Displaying a genealogical chart, he said, “For example, if we focused on just one 10th-generation ancestor, it means I could do the work for his spouse and children and his children’s children and so on.
“If we made a very conservative assumption that there are on average four children for each set of parents, and if we excluded those in the 110-year window [during which it is presumed the descendants might yet be living], we could have about 16,384 people in our pool. But these were only the descendants of that one 10th-generation ancestor. To get all potential descendants of my 10th-generation ancestors, we must multiply 16,384 by 512 10th-generation couples. If we combine all the descendants—and remember, we had 2,047 direct ancestors—we get a pool of 8,388,608.”
Even if that were reduced to only 5 percent of the pool due to lack of records or some of the work having already been done by others, the potential could still be 419,430 related people, Elder Packer said. “That is ample work for all. If all of your work is done, your neighbor could use some help.”
Elder Packer invited Church members and others “to create your history as you live in the present, discover the past by learning of the stories of your ancestors, and shape the future by sharing your stories.”

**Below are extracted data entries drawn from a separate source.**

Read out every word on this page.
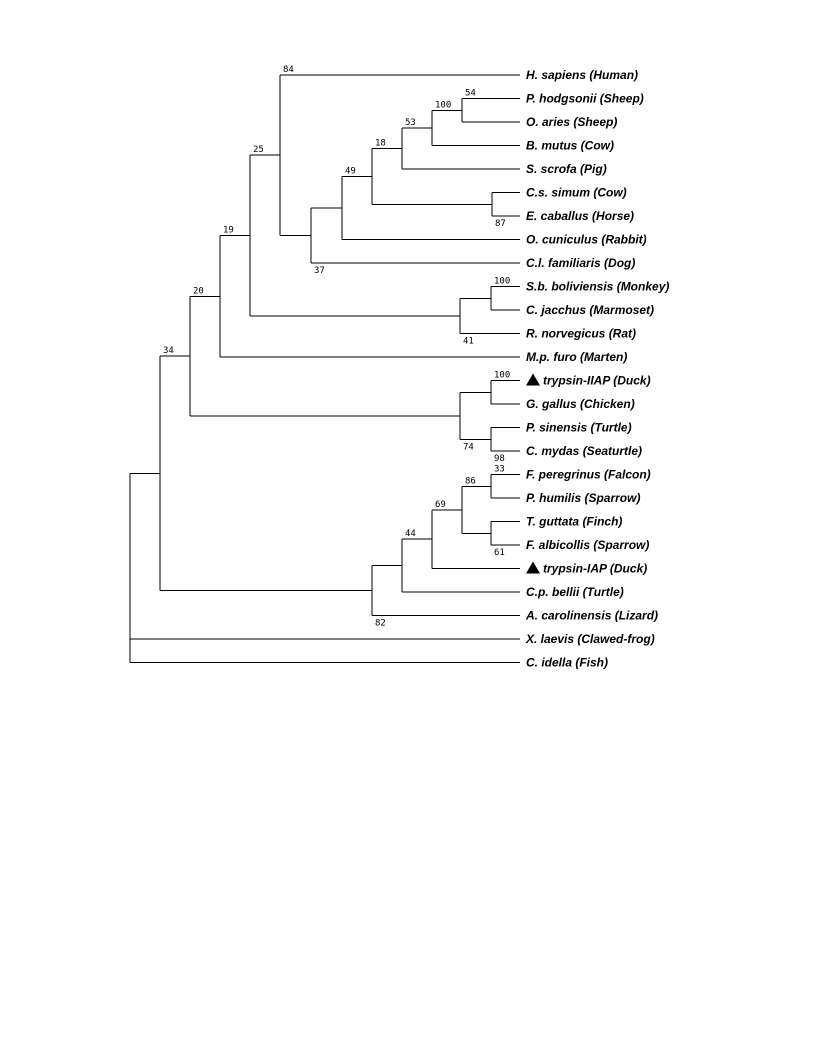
H. sapiens (Human)
P. hodgsonii (Sheep)
O. aries (Sheep)
54
B. mutus (Cow)
100
S. scrofa (Pig)
53
C.s. simum (Cow)
E. caballus (Horse)
87
18
O. cuniculus (Rabbit)
49
C.l. familiaris (Dog)
37
84
S.b. boliviensis (Monkey)
C. jacchus (Marmoset)
100
R. norvegicus (Rat)
41
25
M.p. furo (Marten)
19
trypsin-IIAP (Duck)
G. gallus (Chicken)
100
P. sinensis (Turtle)
C. mydas (Seaturtle)
98
74
20
F. peregrinus (Falcon)
P. humilis (Sparrow)
33
T. guttata (Finch)
F. albicollis (Sparrow)
61
86
trypsin-IAP (Duck)
69
C.p. bellii (Turtle)
44
A. carolinensis (Lizard)
82
34
X. laevis (Clawed-frog)
C. idella (Fish)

He suggested doing these things:
“Record stories about others and yourself; share them with your descendants.
“Get a box. Pull together what you already have.
“Pick a relative you would like to know between 1840 and 1920. Write down what you know, and then discover more by talking to others.
“As you find people who need ordinances, perform them in the temple.”
He suggested priesthood leaders do the above and, with the ward council, develop a plan of action based on the First Presidency letters.
“Reconnect temple and family history work as one work with two halves,” he said. “Seek both halves of the blessing. Act on what you learn. Motivate others, especially the youth, by starting with stories of their ancestors. The interest in genealogy will naturally come.”